Too many shots, too many pints, too much corn beef and cabbage…markets did a whole lot of nothing today. $83-83.50 is still acting as stiff resistance on the May Crude futures; use that as resistance and $79.50 followed by $77.50 as support. Though there is far more profit potential being short or long futures in oil at the moment we prefer sleeping at night and have advised clients to trade options until we get a clearer direction if they intend holding overnight. We are still thinking a set back of $4-6 is likely in the coming days/weeks and have not ruled out a trade back to $70/barrel.
Could a 5% down move today be the capitulation low that natural gas needed to find a bottom?

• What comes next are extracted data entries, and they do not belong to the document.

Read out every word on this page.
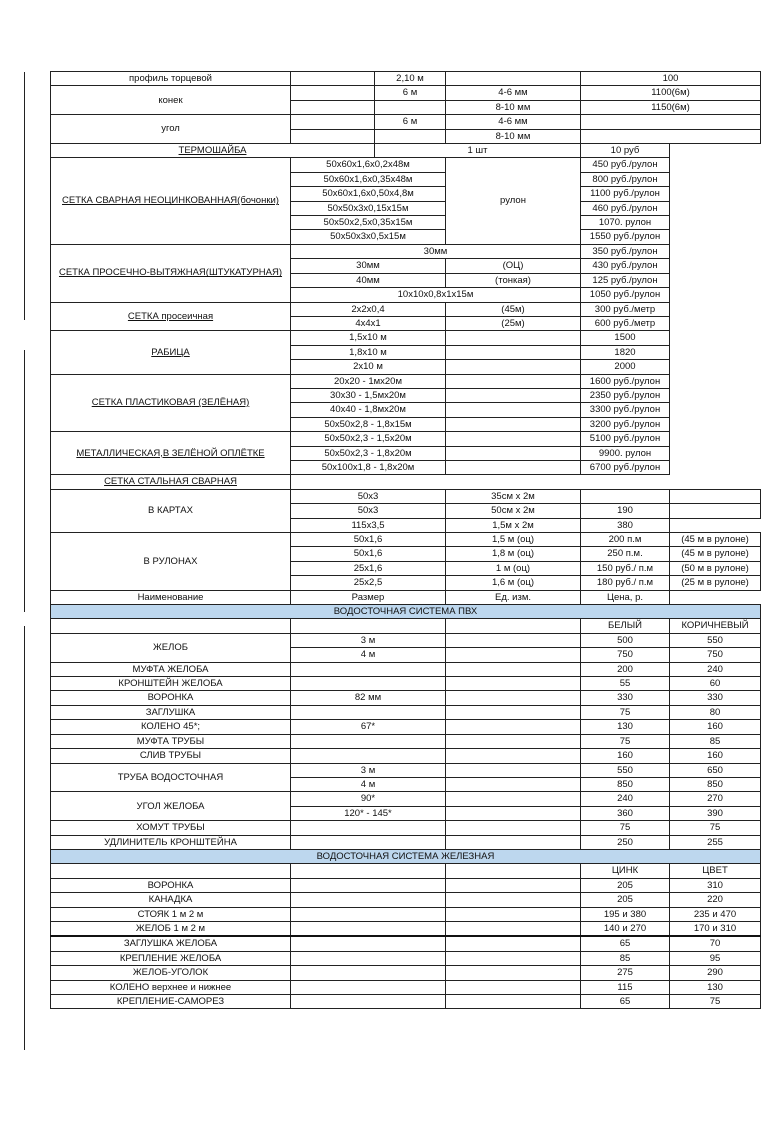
профиль торцевой		2,10 м		100		
конек		6 м	4-6 мм	1100(6м)		
			8-10 мм	1150(6м)		
угол		6 м	4-6 мм			
			8-10 мм			
ТЕРМОШАЙБА		1 шт		10 руб		
СЕТКА СВАРНАЯ НЕОЦИНКОВАННАЯ(бочонки)	50х60х1,6х0,2х48м		рулон	450 руб./рулон		
	50х60х1,6х0,35х48м			800 руб./рулон		
	50х60х1,6х0,50х4,8м			1100 руб./рулон		
	50х50х3х0,15х15м			460 руб./рулон		
	50х50х2,5х0,35х15м			1070. рулон		
	50х50х3х0,5х15м			1550 руб./рулон		
СЕТКА ПРОСЕЧНО-ВЫТЯЖНАЯ(ШТУКАТУРНАЯ)	30мм			350 руб./рулон		
	30мм		(ОЦ)	430 руб./рулон		
	40мм		(тонкая)	125 руб./рулон		
	10х10х0,8х1х15м			1050 руб./рулон		
СЕТКА просеичная	2х2х0,4		(45м)	300 руб./метр		
	4х4х1		(25м)	600 руб./метр		
РАБИЦА	1,5х10 м			1500		
	1,8х10 м			1820		
	2х10 м			2000		
СЕТКА ПЛАСТИКОВАЯ (ЗЕЛЁНАЯ)	20х20 - 1мх20м			1600 руб./рулон		
	30х30 - 1,5мх20м			2350 руб./рулон		
	40х40 - 1,8мх20м			3300 руб./рулон		
	50х50х2,8 - 1,8х15м			3200 руб./рулон		
МЕТАЛЛИЧЕСКАЯ,В ЗЕЛЁНОЙ ОПЛЁТКЕ	50х50х2,3 - 1,5х20м			5100 руб./рулон		
	50х50х2,3 - 1,8х20м			9900. рулон		
	50х100х1,8 - 1,8х20м			6700 руб./рулон		
СЕТКА СТАЛЬНАЯ СВАРНАЯ						
В КАРТАХ	50х3		35см х 2м			
	50х3		50см х 2м	190		
	115х3,5		1,5м х 2м	380		
В РУЛОНАХ	50х1,6		1,5 м (оц)	200 п.м	(45 м в рулоне)	
	50х1,6		1,8 м (оц)	250 п.м.	(45 м в рулоне)	
	25х1,6		1 м (оц)	150 руб./ п.м	(50 м в рулоне)	
	25х2,5		1,6 м (оц)	180 руб./ п.м	(25 м в рулоне)	
Наименование	Размер		Ед. изм.	Цена, р.		
ВОДОСТОЧНАЯ СИСТЕМА ПВХ						
				БЕЛЫЙ	КОРИЧНЕВЫЙ	
ЖЕЛОБ	3 м			500	550	
	4 м			750	750	
МУФТА ЖЕЛОБА				200	240	
КРОНШТЕЙН ЖЕЛОБА				55	60	
ВОРОНКА	82 мм			330	330	
ЗАГЛУШКА				75	80	
КОЛЕНО 45*;	67*			130	160	
МУФТА ТРУБЫ				75	85	
СЛИВ ТРУБЫ				160	160	
ТРУБА ВОДОСТОЧНАЯ	3 м			550	650	
	4 м			850	850	
УГОЛ ЖЕЛОБА	90*			240	270	
	120* - 145*			360	390	
ХОМУТ ТРУБЫ				75	75	
УДЛИНИТЕЛЬ КРОНШТЕЙНА				250	255	
ВОДОСТОЧНАЯ СИСТЕМА ЖЕЛЕЗНАЯ						
				ЦИНК	ЦВЕТ	
ВОРОНКА				205	310	
КАНАДКА				205	220	
СТОЯК 1 м 2 м				195 и 380	235 и 470	
ЖЕЛОБ 1 м 2 м				140 и 270	170 и 310	
ЗАГЛУШКА ЖЕЛОБА				65	70	
КРЕПЛЕНИЕ ЖЕЛОБА				85	95	
ЖЕЛОБ-УГОЛОК				275	290	
КОЛЕНО верхнее и нижнее				115	130	
КРЕПЛЕНИЕ-САМОРЕЗ				65	75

Being prices are this close on the front month it is likely to challenge a trade below $4. Prices have not seen that handle in 7 months. Clients were advised to put in limit orders to buy back the top leg of their June call spreads today. It would take a slightly lower trade to get filled.

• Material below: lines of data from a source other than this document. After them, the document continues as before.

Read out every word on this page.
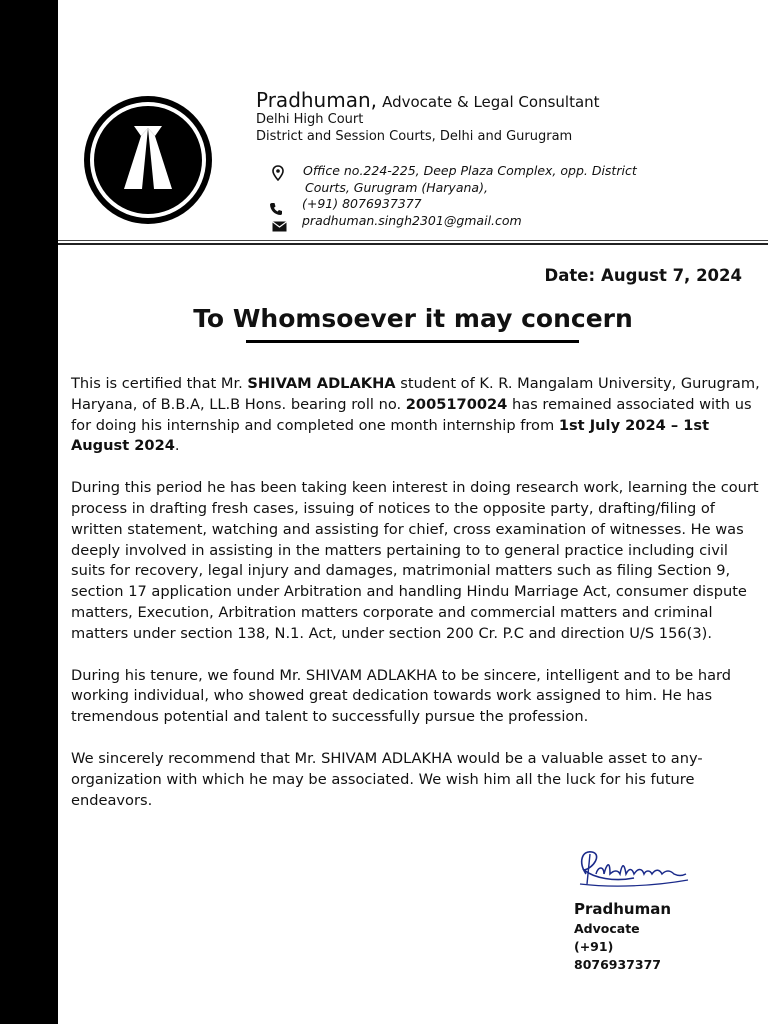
Pradhuman, Advocate & Legal Consultant
Delhi High Court
District and Session Courts, Delhi and Gurugram
Office no.224-225, Deep Plaza Complex, opp. District
Courts, Gurugram (Haryana),
(+91) 8076937377
pradhuman.singh2301@gmail.com
Date: August 7, 2024
To Whomsoever it may concern

This is certified that Mr. SHIVAM ADLAKHA student of K. R. Mangalam University, Gurugram, Haryana, of B.B.A, LL.B Hons. bearing roll no. 2005170024 has remained associated with us for doing his internship and completed one month internship from 1st July 2024 – 1st August 2024.

During this period he has been taking keen interest in doing research work, learning the court process in drafting fresh cases, issuing of notices to the opposite party, drafting/filing of written statement, watching and assisting for chief, cross examination of witnesses. He was deeply involved in assisting in the matters pertaining to to general practice including civil suits for recovery, legal injury and damages, matrimonial matters such as filing Section 9, section 17 application under Arbitration and handling Hindu Marriage Act, consumer dispute matters, Execution, Arbitration matters corporate and commercial matters and criminal matters under section 138, N.1. Act, under section 200 Cr. P.C and direction U/S 156(3).

During his tenure, we found Mr. SHIVAM ADLAKHA to be sincere, intelligent and to be hard working individual, who showed great dedication towards work assigned to him. He has tremendous potential and talent to successfully pursue the profession.

We sincerely recommend that Mr. SHIVAM ADLAKHA would be a valuable asset to any-organization with which he may be associated. We wish him all the luck for his future endeavors.

Pradhuman
Advocate
(+91)
8076937377
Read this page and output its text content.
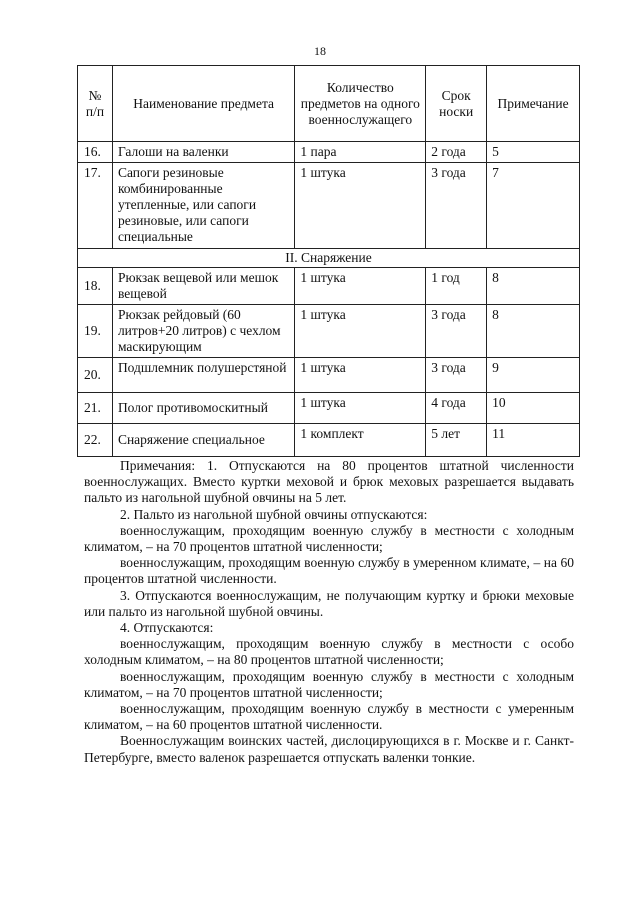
18
№ п/п	Наименование предмета	Количество предметов на одного военнослужащего	Срок носки	Примечание
16.	Галоши на валенки	1 пара	2 года	5
17.	Сапоги резиновые комбинированные утепленные, или сапоги резиновые, или сапоги специальные	1 штука	3 года	7
II. Снаряжение				
18.	Рюкзак вещевой или мешок вещевой	1 штука	1 год	8
19.	Рюкзак рейдовый (60 литров+20 литров) с чехлом маскирующим	1 штука	3 года	8
20.	Подшлемник полушерстяной	1 штука	3 года	9
21.	Полог противомоскитный	1 штука	4 года	10
22.	Снаряжение специальное	1 комплект	5 лет	11

Примечания: 1. Отпускаются на 80 процентов штатной численности военнослужащих. Вместо куртки меховой и брюк меховых разрешается выдавать пальто из нагольной шубной овчины на 5 лет.

2. Пальто из нагольной шубной овчины отпускаются:

военнослужащим, проходящим военную службу в местности с холодным климатом, – на 70 процентов штатной численности;

военнослужащим, проходящим военную службу в умеренном климате, – на 60 процентов штатной численности.

3. Отпускаются военнослужащим, не получающим куртку и брюки меховые или пальто из нагольной шубной овчины.

4. Отпускаются:

военнослужащим, проходящим военную службу в местности с особо холодным климатом, – на 80 процентов штатной численности;

военнослужащим, проходящим военную службу в местности с холодным климатом, – на 70 процентов штатной численности;

военнослужащим, проходящим военную службу в местности с умеренным климатом, – на 60 процентов штатной численности.

Военнослужащим воинских частей, дислоцирующихся в г. Москве и г. Санкт-Петербурге, вместо валенок разрешается отпускать валенки тонкие.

Sugar has put in 2 consecutive positive showings for the first time in 1 month. Lets try this again…as long as prices do not close below 18 cents on the May contract we like being long very lightly as we’ve been burned before. Assuming this low holds a trade back to 23 cents could happen quickly. A safer play could be to trade spreads or options as opposed to futures. OJ traded a nickel lower intra-day but managed to close above a trend line that has held since last fall. We would like to see more downside and should if we can break the aforementioned trend line. Clients exited their May soybean oil puts at a loss of $90/per. Corn is back above the 20 day moving average and as we indicated yesterday we like being long. We are looking for a trade back to the previous resistance in the coming weeks to month; about 60 cents above today’s close.

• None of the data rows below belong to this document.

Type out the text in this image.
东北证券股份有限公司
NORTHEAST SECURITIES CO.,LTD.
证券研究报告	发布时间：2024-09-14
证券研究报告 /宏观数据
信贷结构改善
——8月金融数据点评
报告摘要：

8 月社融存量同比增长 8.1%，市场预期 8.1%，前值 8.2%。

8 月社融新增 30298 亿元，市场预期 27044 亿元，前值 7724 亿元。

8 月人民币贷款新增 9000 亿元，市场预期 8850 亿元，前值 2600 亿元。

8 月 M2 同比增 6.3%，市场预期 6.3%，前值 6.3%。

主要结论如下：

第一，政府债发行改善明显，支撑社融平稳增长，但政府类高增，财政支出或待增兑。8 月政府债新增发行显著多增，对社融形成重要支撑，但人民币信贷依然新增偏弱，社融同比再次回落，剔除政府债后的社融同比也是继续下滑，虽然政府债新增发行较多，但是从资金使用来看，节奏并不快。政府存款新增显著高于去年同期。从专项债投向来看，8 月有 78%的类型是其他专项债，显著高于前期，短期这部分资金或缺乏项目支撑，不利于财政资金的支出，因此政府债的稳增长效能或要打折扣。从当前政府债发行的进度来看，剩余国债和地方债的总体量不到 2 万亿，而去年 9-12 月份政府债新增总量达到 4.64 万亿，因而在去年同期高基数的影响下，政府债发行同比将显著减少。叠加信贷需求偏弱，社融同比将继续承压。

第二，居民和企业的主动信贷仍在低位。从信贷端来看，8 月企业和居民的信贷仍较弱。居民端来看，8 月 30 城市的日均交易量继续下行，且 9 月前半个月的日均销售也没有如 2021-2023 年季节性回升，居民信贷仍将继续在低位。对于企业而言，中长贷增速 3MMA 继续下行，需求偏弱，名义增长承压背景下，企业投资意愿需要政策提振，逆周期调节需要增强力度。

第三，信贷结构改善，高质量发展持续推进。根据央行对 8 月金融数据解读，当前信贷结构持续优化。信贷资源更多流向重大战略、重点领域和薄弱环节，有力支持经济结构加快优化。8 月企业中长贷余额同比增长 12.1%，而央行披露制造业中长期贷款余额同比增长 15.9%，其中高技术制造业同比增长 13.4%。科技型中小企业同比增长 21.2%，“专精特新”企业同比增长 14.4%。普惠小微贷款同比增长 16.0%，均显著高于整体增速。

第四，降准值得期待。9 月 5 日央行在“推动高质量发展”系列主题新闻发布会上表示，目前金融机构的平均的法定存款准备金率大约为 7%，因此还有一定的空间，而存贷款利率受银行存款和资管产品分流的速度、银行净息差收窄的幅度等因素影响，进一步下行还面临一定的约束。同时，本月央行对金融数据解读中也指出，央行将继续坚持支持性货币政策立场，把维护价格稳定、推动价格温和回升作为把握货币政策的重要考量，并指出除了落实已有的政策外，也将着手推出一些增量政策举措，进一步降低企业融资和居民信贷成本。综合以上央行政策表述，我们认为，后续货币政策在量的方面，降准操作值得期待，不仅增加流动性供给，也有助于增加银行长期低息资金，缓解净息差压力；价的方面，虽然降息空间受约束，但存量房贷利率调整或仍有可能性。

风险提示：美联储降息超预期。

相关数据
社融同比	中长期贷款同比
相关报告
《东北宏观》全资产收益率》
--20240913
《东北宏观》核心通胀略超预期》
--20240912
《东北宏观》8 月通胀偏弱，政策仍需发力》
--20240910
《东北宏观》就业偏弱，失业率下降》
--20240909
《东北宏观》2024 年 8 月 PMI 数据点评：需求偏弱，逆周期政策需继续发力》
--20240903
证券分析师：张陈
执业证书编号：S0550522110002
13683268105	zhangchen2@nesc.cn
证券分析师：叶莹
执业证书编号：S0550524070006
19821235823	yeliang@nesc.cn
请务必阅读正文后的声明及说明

Live cattle a gainer by another 1.5% today to fresh highs; though it is tough hold off selling until we see signs of a top. Gold and silver remained range bound again today with silver off a touch and gold inching higher. The dollar raced higher today taking all other crosses lower with the Euro getting hit the hardest. Roles have once again shifted and now the Euro and Pound are a sale on rallies as opposed to a buy on dips. Our lone currency play is short the Loonie; an interim top perhaps yesterday?
Risk Disclosure: The risk of loss in trading commodity futures and options can be substantial. Past performance is no guarantee of future trading results.